Please, please, combine forces to give us one internationally accepted warning system. Make your warnings factual and accurate. Cooperate to make warnings available in every language, through the Internet. Make them update every hour, every day, all year long.
In so doing, you will reduce unnecessary suffering, earn respect instead of derision, and prove that you are genuinely looking towards one world in the 22nd century.
Travel warnings are as liked as box jellies warnings by the tourist industry. But sometimes you need them. And if you like to think about 2008 then you can see, that trouble could have come to Phuket pretty fast also. Only because the reds did not send their black shirt men here, does not mean, they never thought about it.
Hopefully this dreadful time, where civil war loomed, is over. As then will be the travel warnings. But they were no joke and not spoken out easy. Come on, you know about the intelligence warnings. So no! Phuket was not a sole rock of tranquility in the sea of hysterical madness. It could have become a major target.

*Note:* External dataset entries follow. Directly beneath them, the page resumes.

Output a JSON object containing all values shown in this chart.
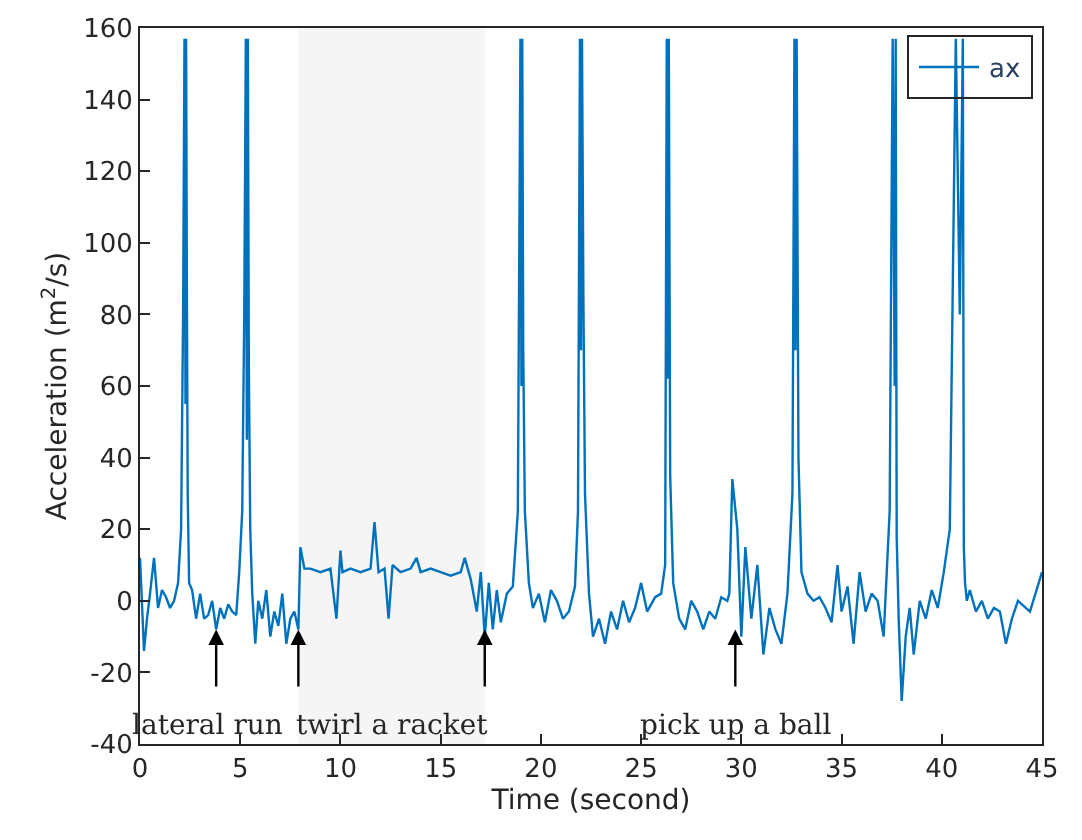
{
  "chart_data": {
    "type": "line",
    "xlabel": "Time (second)",
    "ylabel": "Acceleration (m$^{2}$/s)",
    "xlim": [
      0,
      45
    ],
    "ylim": [
      -40,
      160
    ],
    "xticks": [
      0,
      5,
      10,
      15,
      20,
      25,
      30,
      35,
      40,
      45
    ],
    "yticks": [
      -40,
      -20,
      0,
      20,
      40,
      60,
      80,
      100,
      120,
      140,
      160
    ],
    "legend": "top right",
    "line_style": "solid",
    "marker": "none",
    "series": [
      {
        "name": "ax",
        "color": "#0072bd",
        "x": [
          0,
          0.2,
          0.35,
          0.5,
          0.7,
          0.9,
          1.1,
          1.3,
          1.5,
          1.7,
          1.9,
          2.05,
          2.15,
          2.22,
          2.27,
          2.3,
          2.34,
          2.38,
          2.45,
          2.6,
          2.8,
          3.0,
          3.2,
          3.4,
          3.6,
          3.8,
          4.0,
          4.2,
          4.4,
          4.6,
          4.8,
          4.95,
          5.1,
          5.2,
          5.28,
          5.33,
          5.38,
          5.43,
          5.5,
          5.6,
          5.75,
          5.9,
          6.1,
          6.3,
          6.5,
          6.7,
          6.9,
          7.1,
          7.3,
          7.5,
          7.7,
          7.9,
          8.0,
          8.2,
          8.5,
          9.0,
          9.5,
          9.8,
          10.0,
          10.1,
          10.5,
          11.0,
          11.5,
          11.7,
          11.9,
          12.2,
          12.4,
          12.6,
          13.0,
          13.5,
          13.8,
          14.0,
          14.5,
          15.0,
          15.5,
          16.0,
          16.2,
          16.5,
          16.8,
          17.0,
          17.2,
          17.4,
          17.6,
          17.8,
          18.0,
          18.3,
          18.6,
          18.85,
          18.98,
          19.03,
          19.07,
          19.12,
          19.2,
          19.4,
          19.6,
          19.9,
          20.2,
          20.5,
          20.8,
          21.1,
          21.4,
          21.7,
          21.85,
          21.95,
          22.0,
          22.05,
          22.12,
          22.2,
          22.4,
          22.6,
          22.9,
          23.2,
          23.5,
          23.8,
          24.1,
          24.4,
          24.7,
          25.0,
          25.3,
          25.7,
          26.0,
          26.2,
          26.28,
          26.32,
          26.38,
          26.45,
          26.6,
          26.9,
          27.2,
          27.5,
          27.8,
          28.1,
          28.4,
          28.7,
          29.0,
          29.3,
          29.4,
          29.55,
          29.8,
          30.0,
          30.2,
          30.5,
          30.8,
          31.1,
          31.4,
          31.7,
          32.0,
          32.3,
          32.55,
          32.65,
          32.7,
          32.76,
          32.85,
          33.0,
          33.3,
          33.6,
          33.9,
          34.2,
          34.5,
          34.8,
          35.0,
          35.3,
          35.6,
          35.9,
          36.2,
          36.5,
          36.8,
          37.1,
          37.4,
          37.55,
          37.65,
          37.7,
          37.75,
          37.85,
          38.0,
          38.2,
          38.4,
          38.6,
          38.9,
          39.2,
          39.5,
          39.8,
          40.1,
          40.4,
          40.7,
          40.9,
          41.05,
          41.1,
          41.16,
          41.25,
          41.4,
          41.7,
          42.0,
          42.3,
          42.6,
          42.9,
          43.2,
          43.5,
          43.8,
          44.4,
          45.0
        ],
        "values": [
          12,
          -14,
          -5,
          2,
          12,
          -2,
          3,
          1,
          -2,
          0,
          5,
          20,
          80,
          157,
          55,
          157,
          85,
          30,
          5,
          3,
          -5,
          2,
          -5,
          -4,
          0,
          -8,
          -2,
          -5,
          -1,
          -3,
          -4,
          8,
          25,
          80,
          157,
          45,
          157,
          65,
          20,
          2,
          -12,
          0,
          -5,
          3,
          -10,
          -3,
          -7,
          2,
          -12,
          -5,
          -3,
          -8,
          15,
          9,
          9,
          8,
          9,
          -5,
          14,
          8,
          9,
          8,
          9,
          22,
          8,
          9,
          -5,
          10,
          8,
          9,
          12,
          8,
          9,
          8,
          7,
          8,
          12,
          6,
          -3,
          8,
          -10,
          5,
          -8,
          3,
          -6,
          2,
          4,
          25,
          157,
          60,
          157,
          70,
          25,
          5,
          -2,
          2,
          -6,
          3,
          0,
          -5,
          -3,
          4,
          25,
          157,
          70,
          157,
          85,
          30,
          2,
          -10,
          -5,
          -12,
          -3,
          -8,
          0,
          -6,
          -2,
          5,
          -3,
          1,
          2,
          10,
          157,
          62,
          157,
          35,
          5,
          -5,
          -8,
          0,
          -3,
          -8,
          -3,
          -5,
          1,
          0,
          2,
          34,
          20,
          -10,
          15,
          -5,
          10,
          -15,
          -2,
          -8,
          -12,
          2,
          30,
          157,
          70,
          157,
          40,
          8,
          2,
          0,
          1,
          -2,
          -6,
          10,
          -3,
          4,
          -12,
          8,
          -3,
          2,
          0,
          -10,
          25,
          157,
          60,
          157,
          18,
          -5,
          -28,
          -10,
          -2,
          -15,
          0,
          -5,
          3,
          -2,
          8,
          20,
          157,
          80,
          157,
          15,
          5,
          0,
          3,
          -3,
          0,
          -5,
          -2,
          -3,
          -12,
          -5,
          0,
          -3,
          8
        ]
      }
    ],
    "bands": [
      {
        "axis": "x",
        "from": 7.9,
        "to": 17.2,
        "label": "twirl a racket",
        "color": "#f5f5f5"
      }
    ],
    "annotations": [
      {
        "text": "lateral run",
        "x": 3.8,
        "y": -8
      },
      {
        "text": "pick up a ball",
        "x": 29.7,
        "y": -8
      }
    ]
  }
}
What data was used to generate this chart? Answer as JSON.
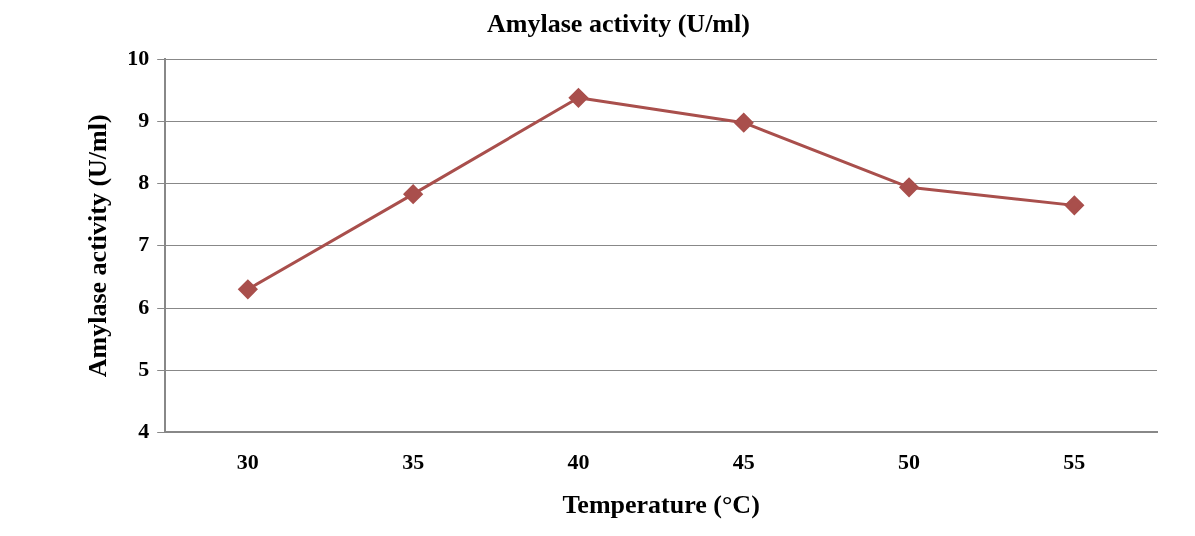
{
  "chart_data": {
    "type": "line",
    "title": "Amylase activity (U/ml)",
    "xlabel": "Temperature (°C)",
    "ylabel": "Amylase activity (U/ml)",
    "categories": [
      "30",
      "35",
      "40",
      "45",
      "50",
      "55"
    ],
    "series": [
      {
        "color": "#a94f4c",
        "values": [
          6.3,
          7.83,
          9.38,
          8.98,
          7.94,
          7.65
        ]
      }
    ],
    "ylim": [
      4,
      10
    ],
    "yticks": [
      4,
      5,
      6,
      7,
      8,
      9,
      10
    ],
    "grid": "y",
    "legend": false,
    "marker": "diamond",
    "line_style": "solid"
  }
}
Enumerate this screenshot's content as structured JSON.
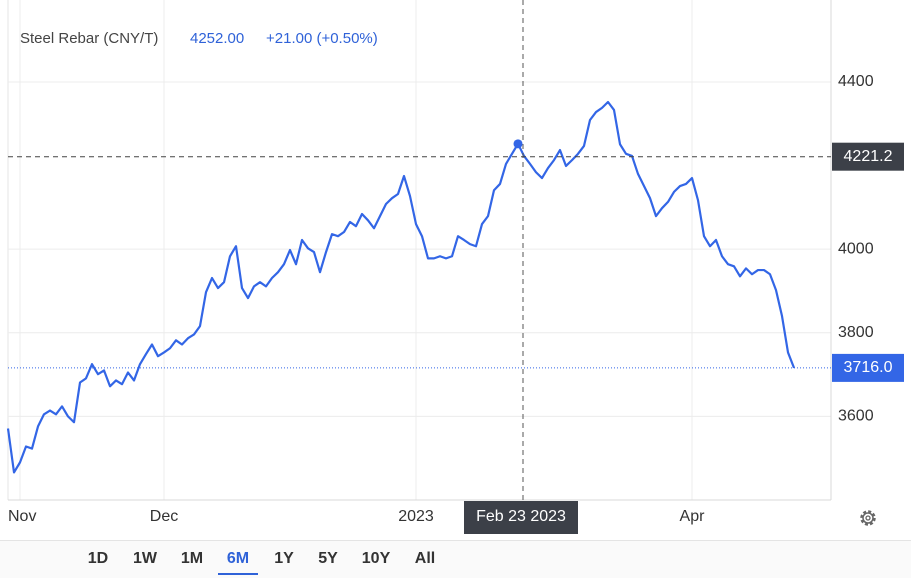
{
  "chart_data": {
    "type": "line",
    "title": "Steel Rebar (CNY/T)",
    "price": {
      "value": 4252,
      "label": "4252.00"
    },
    "change": "+21.00 (+0.50%)",
    "color": "#3366e6",
    "categories": [
      null,
      null,
      "Nov",
      null,
      null,
      null,
      null,
      null,
      null,
      null,
      null,
      null,
      null,
      null,
      null,
      null,
      null,
      null,
      null,
      null,
      null,
      null,
      null,
      null,
      null,
      null,
      "Dec",
      null,
      null,
      null,
      null,
      null,
      null,
      null,
      null,
      null,
      null,
      null,
      null,
      null,
      null,
      null,
      null,
      null,
      null,
      null,
      null,
      null,
      null,
      null,
      null,
      null,
      null,
      null,
      null,
      null,
      null,
      null,
      null,
      null,
      null,
      null,
      null,
      null,
      null,
      null,
      null,
      null,
      "2023",
      null,
      null,
      null,
      null,
      null,
      null,
      null,
      null,
      null,
      null,
      null,
      null,
      null,
      null,
      null,
      null,
      "Feb 23 2023",
      null,
      null,
      null,
      null,
      null,
      null,
      null,
      null,
      null,
      null,
      null,
      null,
      null,
      null,
      null,
      null,
      null,
      null,
      null,
      null,
      null,
      null,
      null,
      null,
      null,
      null,
      null,
      null,
      "Apr",
      null,
      null,
      null,
      null,
      null,
      null,
      null,
      null,
      null,
      null,
      null,
      null,
      null,
      null,
      null,
      null,
      null
    ],
    "values": [
      3571,
      3466,
      3490,
      3528,
      3523,
      3576,
      3605,
      3614,
      3605,
      3624,
      3600,
      3586,
      3681,
      3691,
      3725,
      3701,
      3710,
      3672,
      3686,
      3677,
      3705,
      3686,
      3725,
      3749,
      3772,
      3744,
      3753,
      3763,
      3782,
      3772,
      3787,
      3796,
      3816,
      3897,
      3931,
      3907,
      3921,
      3983,
      4007,
      3907,
      3883,
      3911,
      3921,
      3911,
      3931,
      3945,
      3964,
      3998,
      3964,
      4022,
      4002,
      3993,
      3945,
      3993,
      4036,
      4031,
      4041,
      4065,
      4055,
      4084,
      4069,
      4050,
      4079,
      4108,
      4122,
      4132,
      4175,
      4127,
      4060,
      4031,
      3978,
      3978,
      3983,
      3978,
      3983,
      4031,
      4022,
      4012,
      4007,
      4060,
      4079,
      4141,
      4156,
      4204,
      4228,
      4252,
      4223,
      4204,
      4184,
      4170,
      4194,
      4213,
      4237,
      4199,
      4213,
      4228,
      4247,
      4309,
      4328,
      4338,
      4352,
      4333,
      4251,
      4228,
      4223,
      4180,
      4151,
      4122,
      4079,
      4098,
      4113,
      4137,
      4151,
      4156,
      4170,
      4117,
      4031,
      4007,
      4022,
      3983,
      3964,
      3959,
      3935,
      3954,
      3940,
      3950,
      3950,
      3940,
      3902,
      3840,
      3753,
      3716
    ],
    "ylim": [
      3400,
      4596
    ],
    "yticks": [
      3600,
      3800,
      4000,
      4400
    ],
    "grid": true,
    "crosshair_y": {
      "value": 4221.2,
      "label": "4221.2"
    },
    "last_price": {
      "value": 3716,
      "label": "3716.0"
    },
    "ranges": [
      "1D",
      "1W",
      "1M",
      "6M",
      "1Y",
      "5Y",
      "10Y",
      "All"
    ],
    "active_range": "6M"
  }
}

When nothing happens it is easy to blame, like with this volcano ashes - as no plane came down it was obvious you did not need the ban in the first place. And a second thought: Maybe the country felt or feared the pain of this travel warnings from the owner of the resorts over the small business to the waiter and tuktuk driver and that may have helped to find a solution.
Travel warnings were reasonable and fine.
Editor: Lena, you've been reading too many travel warnings. Phuket has never been a target. The warnings are grossly exaggerated and for that reason, most people no longer believe them.